I love the first movement of the Eleonorem Sonate, the Allegro. It could easily have been composed by Mozart and it sounds very much like the harp, rather than piano. I have heard this sonata just a couple of times. It is nowhere as popular as Pathétique,  Moonlight and Appassionata but great nonetheless.    

Ms Taner played Liszt - the well known and loved Un sospiro (from Grande études de concert no 3). Liszt has created piano technique for generations to come in his stupendous series of etudes. This piece with its crossed hands effects carries one of the composer's most beguiling melodies hence its nickname, "Un sospiro" -- a sigh. Arpeggios , a glittering souind mass sweeping the keyboard  only a pianist of quality with excellent  technique could bring off this lovely piece.

The next piece was a complete surprise: Gates by Kamran Ince, born in 1960. The pianist told us that she had commissioned it herself for her Sweet Waters of Europe CD which was a Turkish Themed Recital programme. . My seat was on the right hand side so I could not see her hands and watch how she was achieving the sounds that were coming out of that piano. Afterwards, at the reception she told me that Gates reflects the two different cultures on the island of Cyprus, that is why she commissioned the piece.(She is originally from the Turkish Republic of North Cyprus).  She had plucked the string for the sound of the church bells and used her own voice for the sound of the prayer.  This is one piece of contemporary music that I truly enjoyed.

She also played a most pleasant piece Piano piece No. 6 by another contemporary composer Sayram Akdil which was its world premier. A lovely tuneful piece which it was obvious the audience enjoyed very much.

There was Schumann  and my darling Chopin - Fantasy Impromptu . Whoever is tired of Chopin might as well go and bury himself.  Also Debussy's Reflets dans l'eau another much loved piece.  This French composer was truly an innovator.  He is seen as an 'Impressionist' composer and spent much of his time with the 'Impressionist'painters from whom he took inspiration forhis music, all of them living in Montmartre.

Ms Taner concluded her concert with Lyapunov and dances of Marosszék composed by Zoltan Kádaly. 

This was a most satisfying evening  both from the point of view of choice of pieces and the pianist herself who gave us a varied rendering.

At the reception afterwards I spoke to her parents. Yilmaz and Sifa Taner. Her father is a great musician and much admired by his daughter. He is a piano teacher as well as a conductor and spotted his daughter's talent right from the started. "My mother is a good listener and a great organizer in our lives', Ms Taner told me.  They travel wherever their daughter is playing, but sometimes just one of them goes to accompany her, Mrs Taner often preferring to go to Europe.

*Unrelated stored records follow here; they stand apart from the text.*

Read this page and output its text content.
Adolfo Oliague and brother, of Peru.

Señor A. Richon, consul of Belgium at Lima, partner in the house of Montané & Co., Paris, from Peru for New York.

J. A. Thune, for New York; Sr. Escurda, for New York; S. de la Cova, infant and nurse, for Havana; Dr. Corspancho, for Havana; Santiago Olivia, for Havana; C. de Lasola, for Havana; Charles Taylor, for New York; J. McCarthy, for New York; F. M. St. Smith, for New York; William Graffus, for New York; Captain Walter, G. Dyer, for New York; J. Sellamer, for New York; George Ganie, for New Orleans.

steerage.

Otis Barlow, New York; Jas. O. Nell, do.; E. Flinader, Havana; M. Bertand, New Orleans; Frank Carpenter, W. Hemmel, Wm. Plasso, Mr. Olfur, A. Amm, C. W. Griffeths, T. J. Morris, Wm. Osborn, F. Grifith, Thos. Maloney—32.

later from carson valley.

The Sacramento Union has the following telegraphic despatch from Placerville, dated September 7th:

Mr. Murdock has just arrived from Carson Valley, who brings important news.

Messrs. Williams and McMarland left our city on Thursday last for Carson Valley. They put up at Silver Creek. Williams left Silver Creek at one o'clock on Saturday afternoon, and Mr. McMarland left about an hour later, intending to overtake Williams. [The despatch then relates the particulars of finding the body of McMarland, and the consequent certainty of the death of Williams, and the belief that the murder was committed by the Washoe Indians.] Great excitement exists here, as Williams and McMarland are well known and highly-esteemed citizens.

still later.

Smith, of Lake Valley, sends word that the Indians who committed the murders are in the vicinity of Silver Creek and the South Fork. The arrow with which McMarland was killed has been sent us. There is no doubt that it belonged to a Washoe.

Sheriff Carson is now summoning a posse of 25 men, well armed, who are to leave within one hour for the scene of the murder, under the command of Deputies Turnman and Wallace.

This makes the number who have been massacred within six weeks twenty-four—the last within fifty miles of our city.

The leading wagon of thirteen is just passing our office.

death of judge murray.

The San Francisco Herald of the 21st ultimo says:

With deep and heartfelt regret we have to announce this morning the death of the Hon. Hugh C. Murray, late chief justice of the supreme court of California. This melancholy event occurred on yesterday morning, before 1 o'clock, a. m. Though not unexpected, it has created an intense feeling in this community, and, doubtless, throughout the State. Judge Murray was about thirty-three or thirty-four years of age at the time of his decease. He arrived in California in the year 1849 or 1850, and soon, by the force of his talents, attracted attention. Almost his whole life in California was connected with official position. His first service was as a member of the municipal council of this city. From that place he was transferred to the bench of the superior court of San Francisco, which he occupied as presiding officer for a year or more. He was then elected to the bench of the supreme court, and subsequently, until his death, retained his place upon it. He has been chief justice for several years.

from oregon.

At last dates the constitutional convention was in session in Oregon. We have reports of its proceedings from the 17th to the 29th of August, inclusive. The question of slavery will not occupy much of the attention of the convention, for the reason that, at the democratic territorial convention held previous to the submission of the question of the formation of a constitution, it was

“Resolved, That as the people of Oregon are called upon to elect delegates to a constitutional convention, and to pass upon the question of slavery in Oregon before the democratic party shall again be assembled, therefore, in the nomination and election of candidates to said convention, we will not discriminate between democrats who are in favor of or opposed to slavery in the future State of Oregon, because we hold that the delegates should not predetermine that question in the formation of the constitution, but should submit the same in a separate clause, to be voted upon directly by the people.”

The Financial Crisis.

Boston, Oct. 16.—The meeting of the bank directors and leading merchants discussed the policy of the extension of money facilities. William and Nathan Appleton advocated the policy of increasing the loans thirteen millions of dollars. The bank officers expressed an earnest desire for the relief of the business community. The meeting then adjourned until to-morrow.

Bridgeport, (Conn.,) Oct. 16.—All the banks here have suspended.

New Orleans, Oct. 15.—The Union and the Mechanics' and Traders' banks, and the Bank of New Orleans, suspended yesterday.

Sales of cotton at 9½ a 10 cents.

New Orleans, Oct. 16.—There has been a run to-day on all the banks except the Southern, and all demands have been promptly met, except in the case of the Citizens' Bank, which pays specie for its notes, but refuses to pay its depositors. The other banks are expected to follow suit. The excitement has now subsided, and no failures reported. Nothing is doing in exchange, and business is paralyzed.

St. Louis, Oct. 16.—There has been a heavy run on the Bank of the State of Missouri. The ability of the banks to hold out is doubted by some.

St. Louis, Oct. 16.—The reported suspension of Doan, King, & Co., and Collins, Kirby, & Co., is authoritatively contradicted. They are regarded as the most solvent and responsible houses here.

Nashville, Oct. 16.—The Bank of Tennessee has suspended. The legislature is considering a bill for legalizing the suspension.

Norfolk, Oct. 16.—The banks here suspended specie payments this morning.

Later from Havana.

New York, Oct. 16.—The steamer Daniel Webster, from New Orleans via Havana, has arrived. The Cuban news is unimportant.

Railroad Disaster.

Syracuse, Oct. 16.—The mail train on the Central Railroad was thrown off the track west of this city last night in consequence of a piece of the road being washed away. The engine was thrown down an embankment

We are lucky to be able to listen to such a distinguished pianist and the Turkish ambassador has to be thanked many a time for her choice and for bringing her out. There are now around six women ambassadors, each with her own special gifts and talents. Ms Sezgin is one of them and I am very happy to have been given the opportunity to get to know her a little better and understand what she is trying to achieve for Turkey and its people. To think we fought the Turks and here we are now enjoying their company.